Once I had left the organized church, I told myself I wanted to think again. I had allowed myself to think only what I had been told was safe to think for too long. Eighteen years to be exact, twelve of these as an elder. (This is not intended to suggest that organized religion does this routinely. It is simply what I experienced.) I began to read and often from what before had been labeled by my teachers and spiritual leaders as inappropriate theology. Since I no longer recognized their authority over what and what not to read, I read widely, literally across a breadth of Christian exposition.
I discovered the parameters of a significant diversity of "Christian" opinion were much larger than I had supposed. I simply wanted to know, "What is right belief?"
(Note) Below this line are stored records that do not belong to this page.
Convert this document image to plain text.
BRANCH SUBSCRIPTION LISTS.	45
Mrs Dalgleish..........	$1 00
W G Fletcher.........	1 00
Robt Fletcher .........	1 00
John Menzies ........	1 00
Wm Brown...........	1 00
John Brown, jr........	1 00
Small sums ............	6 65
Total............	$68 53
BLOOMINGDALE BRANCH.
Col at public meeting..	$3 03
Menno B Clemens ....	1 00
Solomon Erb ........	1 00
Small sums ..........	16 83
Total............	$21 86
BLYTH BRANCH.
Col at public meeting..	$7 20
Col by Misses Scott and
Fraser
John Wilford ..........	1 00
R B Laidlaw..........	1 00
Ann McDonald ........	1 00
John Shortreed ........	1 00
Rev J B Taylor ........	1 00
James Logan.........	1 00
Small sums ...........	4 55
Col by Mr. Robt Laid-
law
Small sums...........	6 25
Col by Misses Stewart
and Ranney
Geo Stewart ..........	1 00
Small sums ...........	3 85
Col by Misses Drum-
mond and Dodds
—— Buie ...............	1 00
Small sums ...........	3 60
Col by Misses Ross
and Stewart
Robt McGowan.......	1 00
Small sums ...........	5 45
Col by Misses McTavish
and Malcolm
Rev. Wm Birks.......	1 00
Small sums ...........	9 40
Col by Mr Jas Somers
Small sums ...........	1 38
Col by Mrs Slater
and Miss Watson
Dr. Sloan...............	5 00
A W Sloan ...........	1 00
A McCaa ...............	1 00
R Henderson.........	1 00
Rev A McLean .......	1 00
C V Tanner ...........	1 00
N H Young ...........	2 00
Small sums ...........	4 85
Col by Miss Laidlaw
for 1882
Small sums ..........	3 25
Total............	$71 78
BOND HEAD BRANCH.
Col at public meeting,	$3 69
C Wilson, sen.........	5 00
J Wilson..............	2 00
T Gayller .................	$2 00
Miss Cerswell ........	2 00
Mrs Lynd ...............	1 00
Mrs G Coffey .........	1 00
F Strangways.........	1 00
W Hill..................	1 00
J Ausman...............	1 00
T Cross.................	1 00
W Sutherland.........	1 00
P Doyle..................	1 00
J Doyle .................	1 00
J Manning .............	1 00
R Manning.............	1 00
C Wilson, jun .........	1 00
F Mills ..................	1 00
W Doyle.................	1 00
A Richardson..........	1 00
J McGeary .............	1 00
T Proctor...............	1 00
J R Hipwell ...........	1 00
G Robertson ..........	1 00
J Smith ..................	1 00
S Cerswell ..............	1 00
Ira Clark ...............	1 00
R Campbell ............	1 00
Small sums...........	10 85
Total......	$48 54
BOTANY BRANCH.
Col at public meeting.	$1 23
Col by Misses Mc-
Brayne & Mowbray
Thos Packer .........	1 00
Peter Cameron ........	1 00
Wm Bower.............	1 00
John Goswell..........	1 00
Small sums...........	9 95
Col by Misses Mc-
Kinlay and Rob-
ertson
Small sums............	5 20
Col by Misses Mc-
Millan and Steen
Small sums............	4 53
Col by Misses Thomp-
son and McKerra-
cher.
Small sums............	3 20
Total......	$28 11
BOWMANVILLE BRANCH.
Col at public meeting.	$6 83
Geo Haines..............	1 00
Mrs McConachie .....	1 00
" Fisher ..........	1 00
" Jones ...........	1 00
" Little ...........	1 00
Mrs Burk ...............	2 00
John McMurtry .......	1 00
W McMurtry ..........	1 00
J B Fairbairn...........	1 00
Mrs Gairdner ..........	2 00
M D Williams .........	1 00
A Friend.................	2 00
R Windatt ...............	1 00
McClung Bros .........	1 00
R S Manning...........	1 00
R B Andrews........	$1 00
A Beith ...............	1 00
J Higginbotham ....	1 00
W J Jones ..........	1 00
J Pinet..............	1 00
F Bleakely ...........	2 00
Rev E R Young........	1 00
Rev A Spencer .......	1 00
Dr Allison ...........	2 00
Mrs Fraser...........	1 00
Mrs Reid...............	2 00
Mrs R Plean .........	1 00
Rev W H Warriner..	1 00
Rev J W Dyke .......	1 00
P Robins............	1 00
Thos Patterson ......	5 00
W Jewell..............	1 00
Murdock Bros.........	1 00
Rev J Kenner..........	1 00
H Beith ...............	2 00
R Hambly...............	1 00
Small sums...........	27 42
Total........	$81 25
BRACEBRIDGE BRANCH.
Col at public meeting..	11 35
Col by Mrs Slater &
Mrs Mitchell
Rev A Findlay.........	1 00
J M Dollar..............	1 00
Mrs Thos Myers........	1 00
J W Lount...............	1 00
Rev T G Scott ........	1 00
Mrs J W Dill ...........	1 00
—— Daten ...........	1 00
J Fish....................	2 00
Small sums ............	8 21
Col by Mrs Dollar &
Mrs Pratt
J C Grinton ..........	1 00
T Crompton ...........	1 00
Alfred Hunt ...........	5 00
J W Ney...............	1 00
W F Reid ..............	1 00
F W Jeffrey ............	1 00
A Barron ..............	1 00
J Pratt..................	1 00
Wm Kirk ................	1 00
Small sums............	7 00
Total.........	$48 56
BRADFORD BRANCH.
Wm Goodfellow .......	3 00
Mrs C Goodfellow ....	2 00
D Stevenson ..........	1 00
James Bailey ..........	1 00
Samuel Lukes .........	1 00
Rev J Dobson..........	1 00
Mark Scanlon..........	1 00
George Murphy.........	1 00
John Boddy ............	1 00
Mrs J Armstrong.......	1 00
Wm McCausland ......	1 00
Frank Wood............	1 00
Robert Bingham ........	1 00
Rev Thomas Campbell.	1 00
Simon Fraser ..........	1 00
It actually came together for me in a secular, graduate sociology course. Much of current Christian theology seems intended to make the world a better place.
Beginning in the middle:
Sociology is a modern, established scientific discipline in disarray. Some would even say that it is not even truly a science, though a degree in sociology is a bachelor's degree in science. Many colleges have even begun to dismantle their sociology departments. As reported to me then in 2002, the problem is that sociologists cannot agree on a unifying sociological theory for why society functions as it does. I think I know why; and the answer explains, in part, the great diversity of Christian opinion about what Christianity should be.